Tien wound his ATV between the short trees that dotted Superior Crater. It was dark out, and no lights shone from the ruined city ahead. Rather peaceful, really, save for the occasional small mammal that he would swerve to avoid (or at least try to). There wasn’t a human in sight, or so the trackers told him. He let himself relax. It was nice to be out of the office.

He hadn’t seen the crater first-hand before. It was pretty, just like people said, if a bit… brownish. But brown grass was better than no grass.

The vehicle chirped and he looked at the dash. Fuel heat nominal; no threats or surveillance detected; no messages… ah. He’d entered the demilitarized zone between Canada and the US. This was, of course, expected, but the lack of markings meant that he had to rely on the equipment. Tien snapped out of his daydream, stopped the vehicle, and exited. He opened one of the hatches in the rear and pulled out the checklist and a pen. He would fill most of it out on his sleevetop later–best to do the paper part of the paperwork while things were quiet, since it took longer.

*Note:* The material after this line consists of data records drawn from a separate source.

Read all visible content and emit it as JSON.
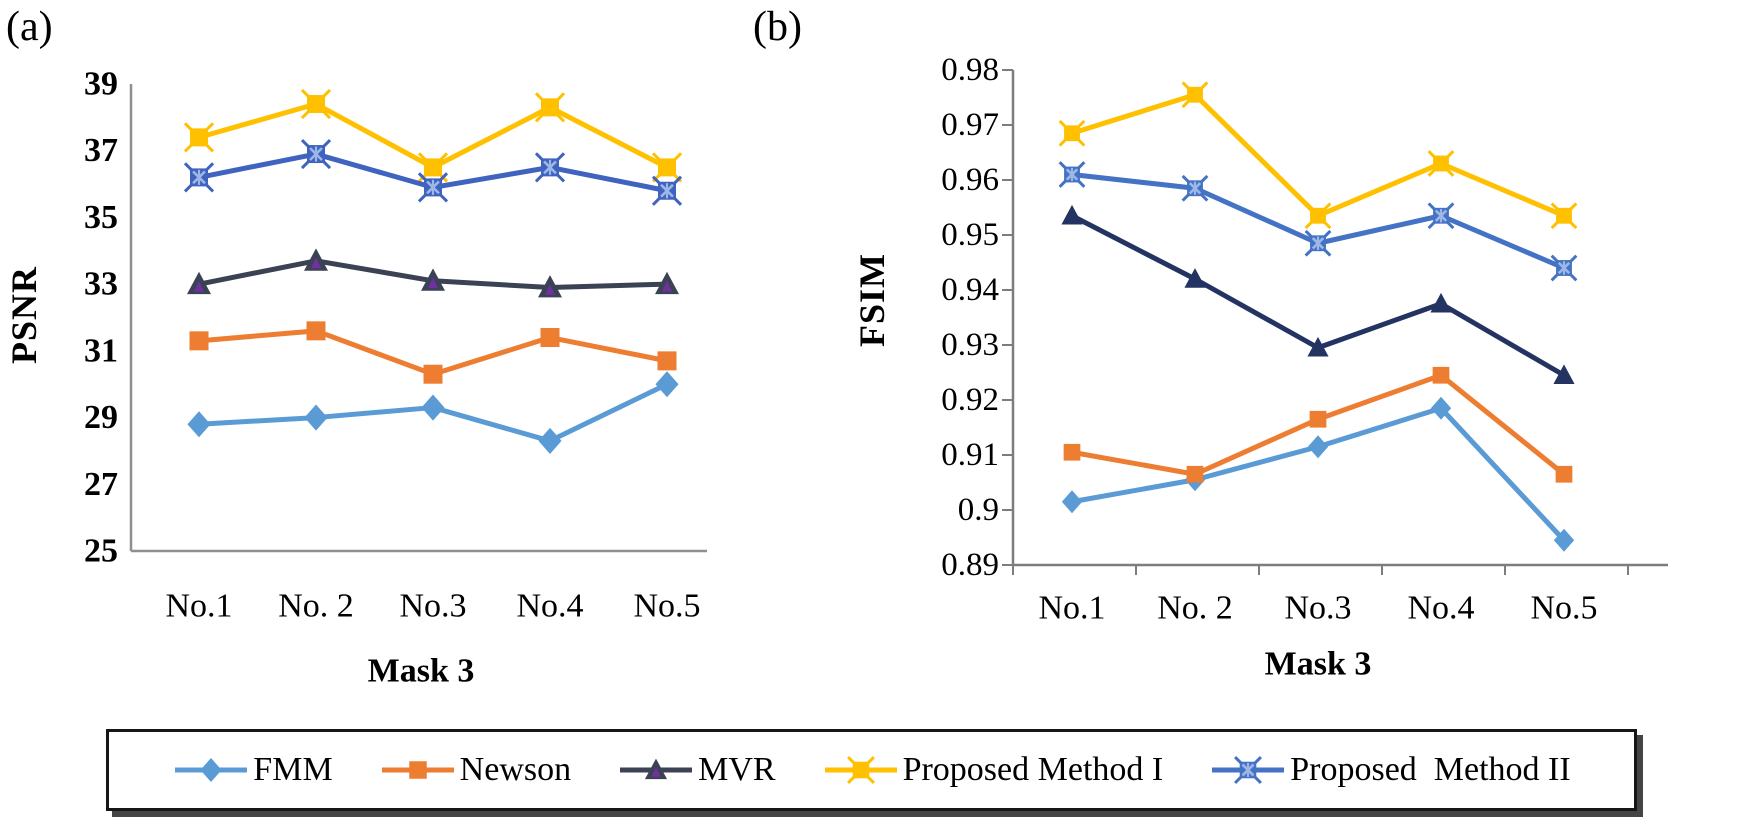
{
  "figure": {
    "panel_a_tag": "(a)",
    "panel_b_tag": "(b)"
  },
  "legend": {
    "items": [
      {
        "label": "FMM",
        "color": "#5B9BD5",
        "marker": "diamond"
      },
      {
        "label": "Newson",
        "color": "#ED7D31",
        "marker": "square"
      },
      {
        "label": "MVR",
        "color": "#3A4254",
        "marker": "triangle",
        "marker_inner": "#7030A0"
      },
      {
        "label": "Proposed Method I",
        "color": "#FFC000",
        "marker": "square-x"
      },
      {
        "label": "Proposed  Method II",
        "color": "#4472C4",
        "marker": "square-x",
        "marker_inner": "#9DB7E8"
      }
    ]
  },
  "chart_data": [
    {
      "panel": "(a)",
      "type": "line",
      "xlabel": "Mask 3",
      "ylabel": "PSNR",
      "categories": [
        "No.1",
        "No. 2",
        "No.3",
        "No.4",
        "No.5"
      ],
      "ylim": [
        25,
        39
      ],
      "ytick_step": 2,
      "ytick_labels": [
        "25",
        "27",
        "29",
        "31",
        "33",
        "35",
        "37",
        "39"
      ],
      "grid": false,
      "legend_position": "shared-bottom",
      "series": [
        {
          "name": "FMM",
          "color": "#5B9BD5",
          "marker": "diamond",
          "values": [
            28.8,
            29.0,
            29.3,
            28.3,
            30.0
          ]
        },
        {
          "name": "Newson",
          "color": "#ED7D31",
          "marker": "square",
          "values": [
            31.3,
            31.6,
            30.3,
            31.4,
            30.7
          ]
        },
        {
          "name": "MVR",
          "color": "#3A4254",
          "marker": "triangle",
          "marker_inner": "#7030A0",
          "values": [
            33.0,
            33.7,
            33.1,
            32.9,
            33.0
          ]
        },
        {
          "name": "Proposed Method I",
          "color": "#FFC000",
          "marker": "square-x",
          "values": [
            37.4,
            38.4,
            36.5,
            38.3,
            36.5
          ]
        },
        {
          "name": "Proposed Method II",
          "color": "#3F63BE",
          "marker": "square-x",
          "marker_inner": "#9DB7E8",
          "values": [
            36.2,
            36.9,
            35.9,
            36.5,
            35.8
          ]
        }
      ]
    },
    {
      "panel": "(b)",
      "type": "line",
      "xlabel": "Mask 3",
      "ylabel": "FSIM",
      "categories": [
        "No.1",
        "No. 2",
        "No.3",
        "No.4",
        "No.5"
      ],
      "ylim": [
        0.89,
        0.98
      ],
      "ytick_step": 0.01,
      "ytick_labels": [
        "0.89",
        "0.9",
        "0.91",
        "0.92",
        "0.93",
        "0.94",
        "0.95",
        "0.96",
        "0.97",
        "0.98"
      ],
      "grid": false,
      "legend_position": "shared-bottom",
      "series": [
        {
          "name": "FMM",
          "color": "#5B9BD5",
          "marker": "diamond",
          "values": [
            0.9015,
            0.9055,
            0.9115,
            0.9185,
            0.8945
          ]
        },
        {
          "name": "Newson",
          "color": "#ED7D31",
          "marker": "square",
          "values": [
            0.9105,
            0.9065,
            0.9165,
            0.9245,
            0.9065
          ]
        },
        {
          "name": "MVR",
          "color": "#243462",
          "marker": "triangle",
          "values": [
            0.9535,
            0.942,
            0.9295,
            0.9375,
            0.9245
          ]
        },
        {
          "name": "Proposed Method I",
          "color": "#FFC000",
          "marker": "square-x",
          "values": [
            0.9685,
            0.9755,
            0.9535,
            0.963,
            0.9535
          ]
        },
        {
          "name": "Proposed Method II",
          "color": "#4472C4",
          "marker": "square-x",
          "marker_inner": "#9DB7E8",
          "values": [
            0.961,
            0.9585,
            0.9485,
            0.9535,
            0.944
          ]
        }
      ]
    }
  ]
}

With the graceless efficiency of a seasoned public servant at the Ministry of Corrections, he began filling out the tedious form. Most of the legwork had been done by the computer, but for accountability’s sake he still had to check off all the right boxes, and then sign, date, and scan it for later filing. Not like it would matter much for him, where he was going, but it was quite important for future such experiments, and a duty was a duty.

About halfway through he reached back into the hatch and pulled out a black plastic briefcase. Opening it, he set aside some paperwork and pulled out a parcel of clothing–some nondescript suit, the kind you’d see on an extra in old movies–then stripped out of his Ministry jumpsuit and into the vintage design.

Back to the clipboard. Check. Check, check… he removed a device from the hatch and unfolded it onto the ground. Check. He turned it on, check, check… it activated with a whirring sound, and his sleevetop blinked green under the suitcoat to indicate it was the right kind of sound. Check.

After putting his old clothes and all the packaging and other detritus he’d managed to produce into the hatch, he checked one last box on the form, then signed it three times, dated it, closed the hatch, and fed it into the dashboard scanner. He detached a small rod from the vehicle and put it in his breast pocket with a practiced move, then stepped onto the device he’d unfolded. Finally he plugged the device into a socket on the side of the ATV, double-checked his footing, and pushed the only button on it he hadn’t already pressed. The whirring sped up, he gripped the pair of handles that stuck up from the middle, and vanished. A moment later, when the checklist had finished scanning, an antenna rotated briefly; one more moment and the ATV began flashing and then exploded with a cold, quiet spark, leaving a vaguely ATV-shaped scar in the dormant grass.